先秦以来,关于人们的自利本性已有很多精彩的论述,但大都从整体主义的角度选择影响或限制人们求利诉求的路径。如法家主张用赏罚政策,利归于国;儒家主张用道德教化使人们欲望最小化,达到“安无寡,均无贫”的目的;《管子》(后期)则认为民富难以管理,提出了国家干预市场价格的主张,诸如这些学说的共同之处在于为统治集团筹谋划策,维护统治集团的利益。唯独司马迁没有提出任何限制好利活动的主张,如对于“匹夫编户之民”的求利,他认为:“夫千乘之王,万家之侯,百室之君,尚犹患贫,而况匹夫编户之民乎?”肯定了人民追求自身利益的正当性。不仅如此,司马迁还认为仁义道德是财富的派生物,他说:“礼生于有而废于无。故君子富,好行其德;小人富,以适其力。渊深而鱼生之,山深而兽往之,人富而仁义附焉。”他还用范蠡经商致富后散财给贫贱之交和远房兄弟为例,指出“此所谓富好行其德者也”。对空谈仁义之士,“无岩处奇士之行,而长贫贱,好语仁义,亦足羞也。”表明了他对虚伪的道德乌托邦者的反对态度。

(二)求欲心理的假设。在《史记·货殖列传》中有这样一段论述:“夫神农以前,吾不知己。至若诗书所述虞夏以来,耳目欲极声色之好,口欲穷刍豢之味,身安逸乐,而心夸矜执能之荣使。俗之渐民久矣,虽户说以眇论,终不能化。”司马迁指出,虞夏以来出现的求娱乐、求物欲、求荣耀、求享受的心理,已经变成一种习俗,对人民浸染许久,即使用最美妙的高论逐户去劝说,最终也是无济于事。从经济学的角度来看,给定资源稀缺和信息不对称的条件,追求自身欲望的最大满足是人类的天性,它驱使人们追求体安驾乘、目好五色、口甘五味、情好珍善的生活,而实现这种欲望可以促使人们最大程度地发挥个人积极性,因此司马迁认为“人各任其能,竭其力,以得所欲。

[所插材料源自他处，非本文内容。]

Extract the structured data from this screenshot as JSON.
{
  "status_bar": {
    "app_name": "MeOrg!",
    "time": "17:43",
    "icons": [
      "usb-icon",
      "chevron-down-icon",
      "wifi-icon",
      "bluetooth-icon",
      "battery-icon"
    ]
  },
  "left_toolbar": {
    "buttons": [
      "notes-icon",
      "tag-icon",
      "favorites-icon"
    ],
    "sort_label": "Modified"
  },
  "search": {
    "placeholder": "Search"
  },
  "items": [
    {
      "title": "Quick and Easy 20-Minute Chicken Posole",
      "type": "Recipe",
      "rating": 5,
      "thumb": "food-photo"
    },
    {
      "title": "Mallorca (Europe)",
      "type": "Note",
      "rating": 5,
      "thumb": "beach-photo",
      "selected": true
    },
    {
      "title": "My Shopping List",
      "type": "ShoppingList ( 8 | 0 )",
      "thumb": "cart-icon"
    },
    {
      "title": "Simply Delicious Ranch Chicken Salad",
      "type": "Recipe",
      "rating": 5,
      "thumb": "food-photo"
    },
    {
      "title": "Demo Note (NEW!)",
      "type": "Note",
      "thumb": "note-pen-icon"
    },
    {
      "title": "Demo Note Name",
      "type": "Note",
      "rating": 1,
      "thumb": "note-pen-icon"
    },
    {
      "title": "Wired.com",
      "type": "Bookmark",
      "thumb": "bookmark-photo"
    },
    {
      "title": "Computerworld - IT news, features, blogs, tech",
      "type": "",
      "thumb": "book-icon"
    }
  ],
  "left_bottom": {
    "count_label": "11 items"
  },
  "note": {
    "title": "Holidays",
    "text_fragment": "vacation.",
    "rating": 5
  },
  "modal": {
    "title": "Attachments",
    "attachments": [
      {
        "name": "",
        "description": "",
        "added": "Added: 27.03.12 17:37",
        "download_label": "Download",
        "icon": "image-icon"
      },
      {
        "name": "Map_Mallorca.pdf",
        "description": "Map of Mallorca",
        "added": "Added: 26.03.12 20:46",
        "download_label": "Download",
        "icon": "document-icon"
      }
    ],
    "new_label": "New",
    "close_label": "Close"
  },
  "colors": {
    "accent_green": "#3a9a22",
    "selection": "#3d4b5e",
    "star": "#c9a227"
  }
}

”这是不以人们意志为转移的“自然之验”。只有统治者尊重这种改变,才能使人民“安其俗,乐其业”,达到社会财富的最大化促进。 但资源的稀缺和人类欲望的无止境这一对矛盾难以解决,古今亦然。从自发的秩序而言,萨杰(Sugden)认为,人们所遵从的习俗有道德的约束力,而礼义道德、信仰是构成习俗的主要因素,并随习俗一同演化。司马迁指出:“人生有欲,欲而不得则不能无忿,忿而无度量则争,争则乱。先王恶其乱,故制礼义以养人之欲,给人之求,使欲不穷於物,物不屈於欲,二者相待而长,是礼之所起也。(《史记·礼书》)”解决物和欲的冲突需要“政治人”的介入,制定相应的道德行为约束,构建良好的社会秩序,其目的是“养人之欲,给人之求”,既保证人们的正常欲求,又能促进物品的增长,而不是压抑扭曲人们的欲求。相比之下,战国时期的荀子也有对物欲冲突的论述,“先王恶其乱也,故制礼义以分之,使有贫富贵贱之等,足以相兼临者,是养天下之本也。(《荀子·王制》)”,荀子强调等级秩序,为统治集团的干预开绿灯,而司马迁注重习俗的自发秩序,为经济自由创新说。